January can be a pretty brown month, and it is especially brown this year, with the El Niño induced drought. So I’ve been appreciating the flowers in the garden even more than usual.
When I wandered through the garden this morning and saw this view, I had to capture it.
But why do I enjoy these bright colours? Why not appreciate the brown?
There is a great deal of speculation about our colour preferences. Some people believe that our colour preferences are evolutionarily based. The most popular colours are blue and green. These would have been important colours for our ancestors to focus on—the blue of clean water and clear skies, the green of plants.
But as far as I can tell, there’s no good data to support that theory.
And many of us like colours other than blue and green, too.

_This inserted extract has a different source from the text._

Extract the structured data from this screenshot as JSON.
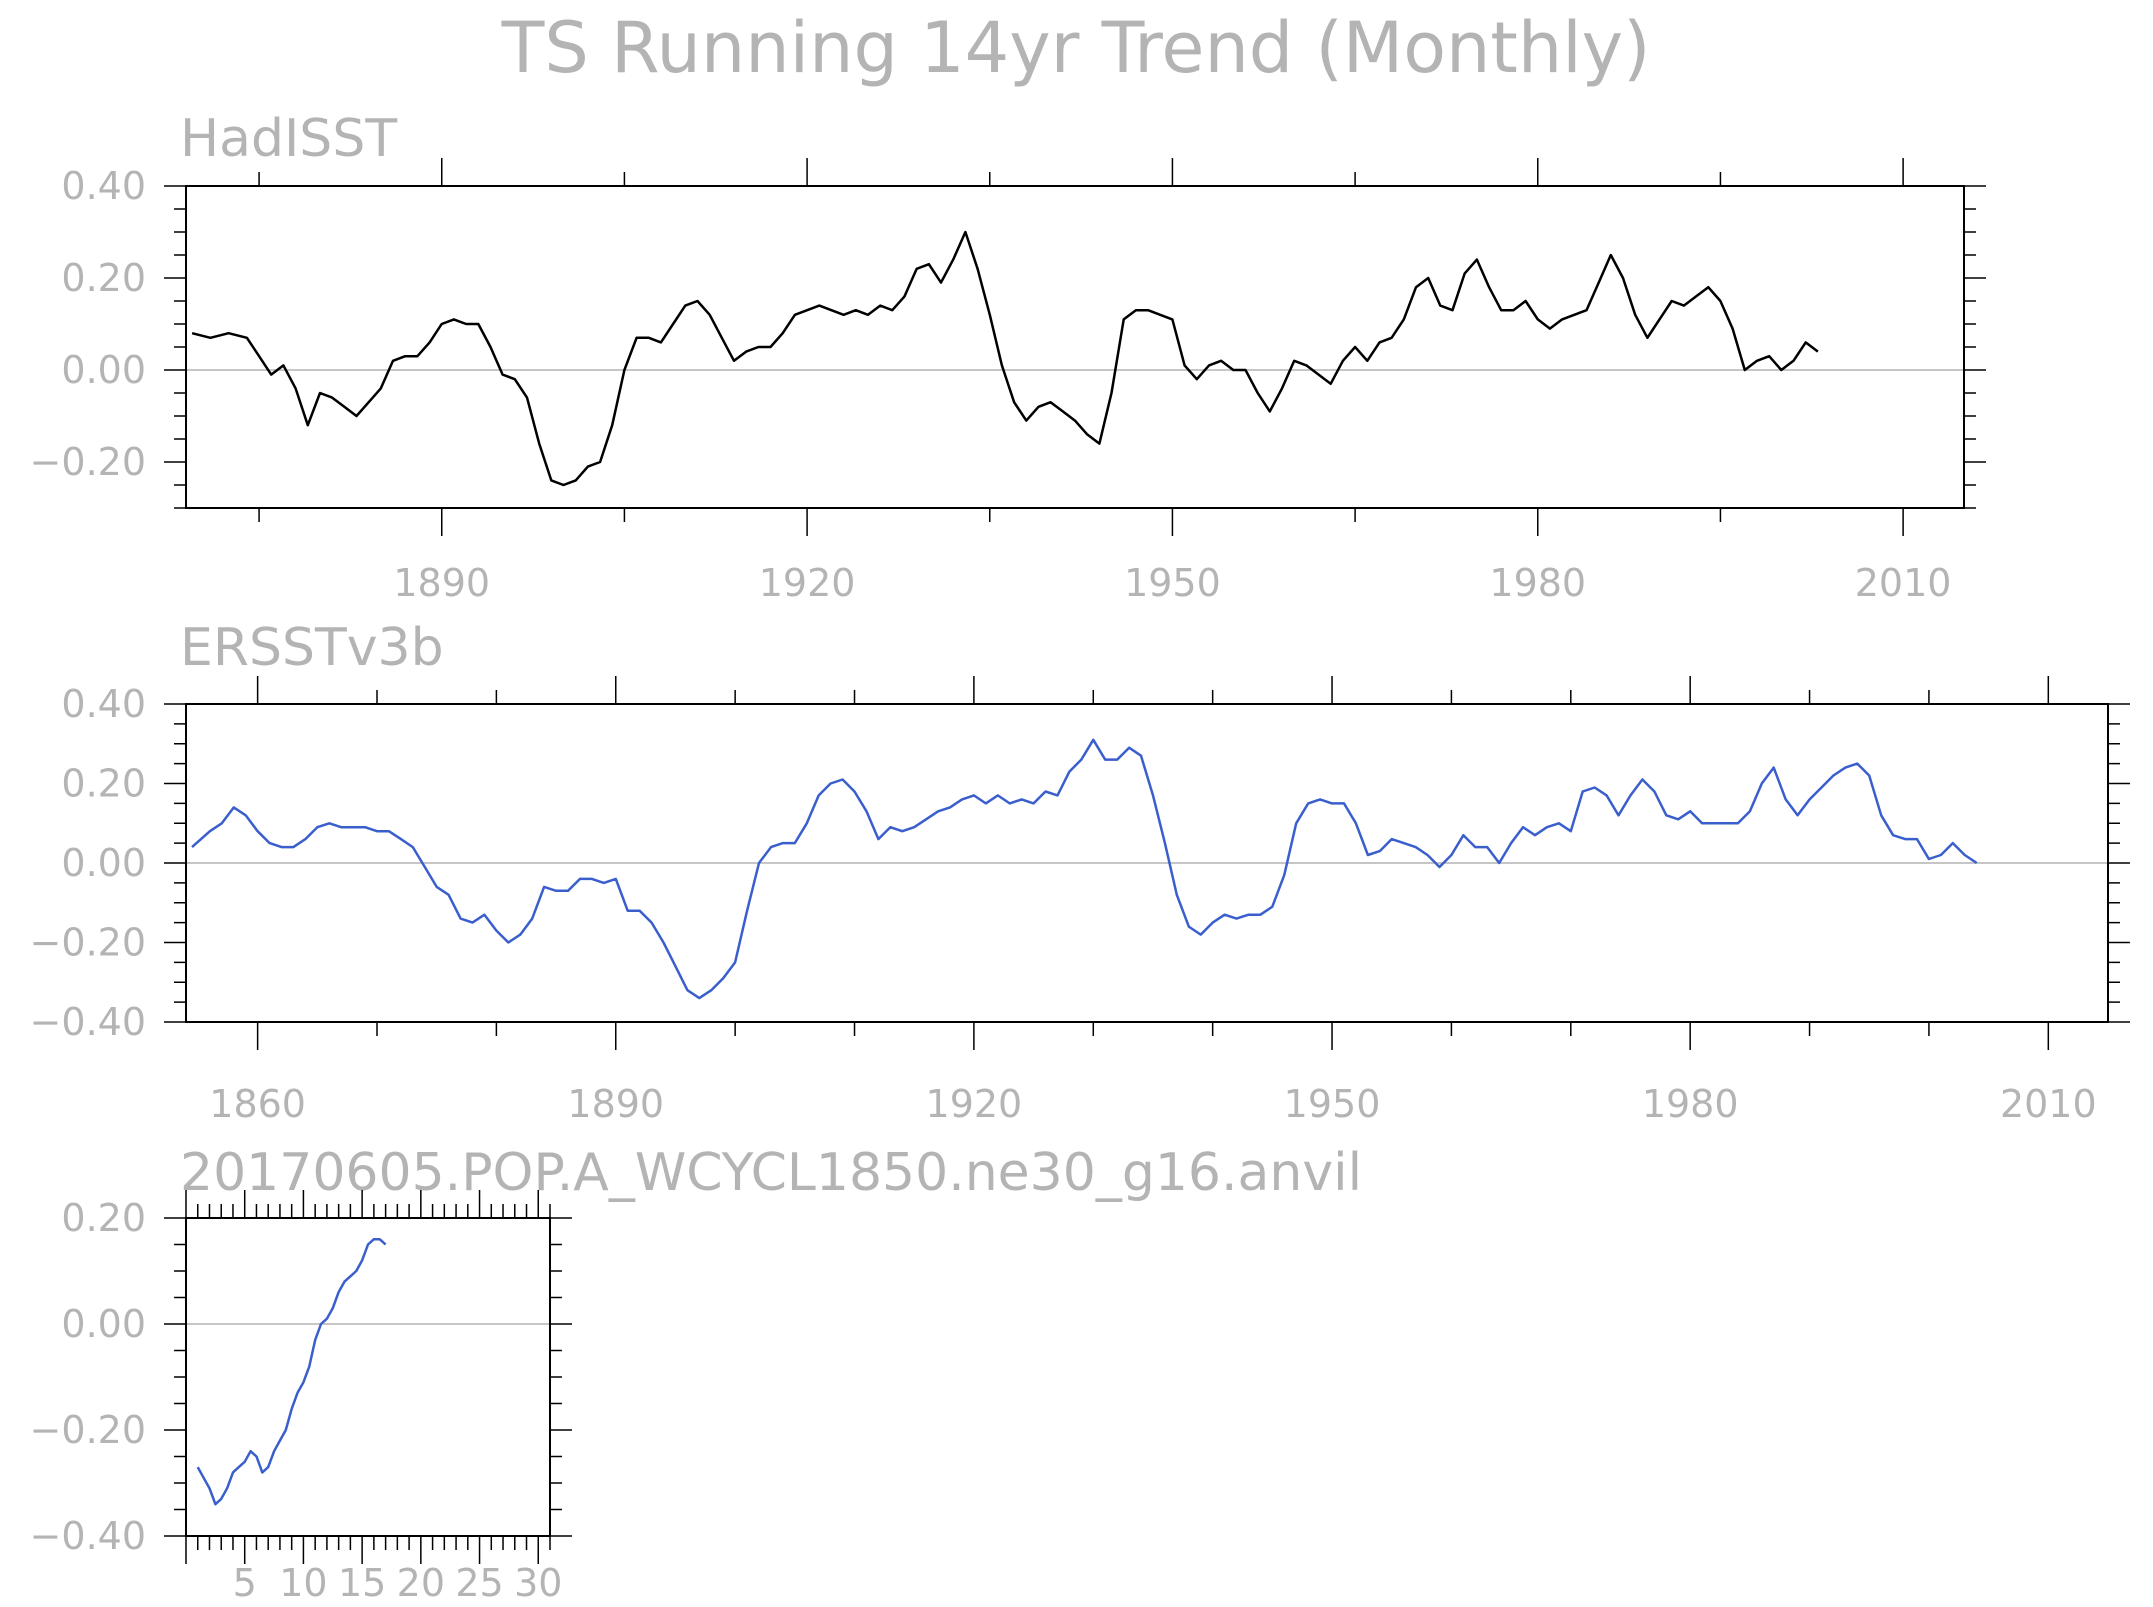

A research paper published in 2010 by psychologists Stephen Palmer and Karen Schloss at UC Berkeley found that people’s attitudes toward colours were based on their experiences with objects that were normally associated with those colours. Basically, if you like sunny days, you’ll like the colour blue. If you like tomatoes, you’ll like the colour red. (But if you like sunny days, you won’t necessarily like blue tomatoes, because you don’t expect blue to be associated with tomatoes.)
And, as you would expect, they also found that those preferences were culturally influenced, and people from different cultures had different colour preferences.
So there’s probably no evolutionary advantage to me loving this garish juxtaposition of pink, green, red and blue. I just love it because I love the garden.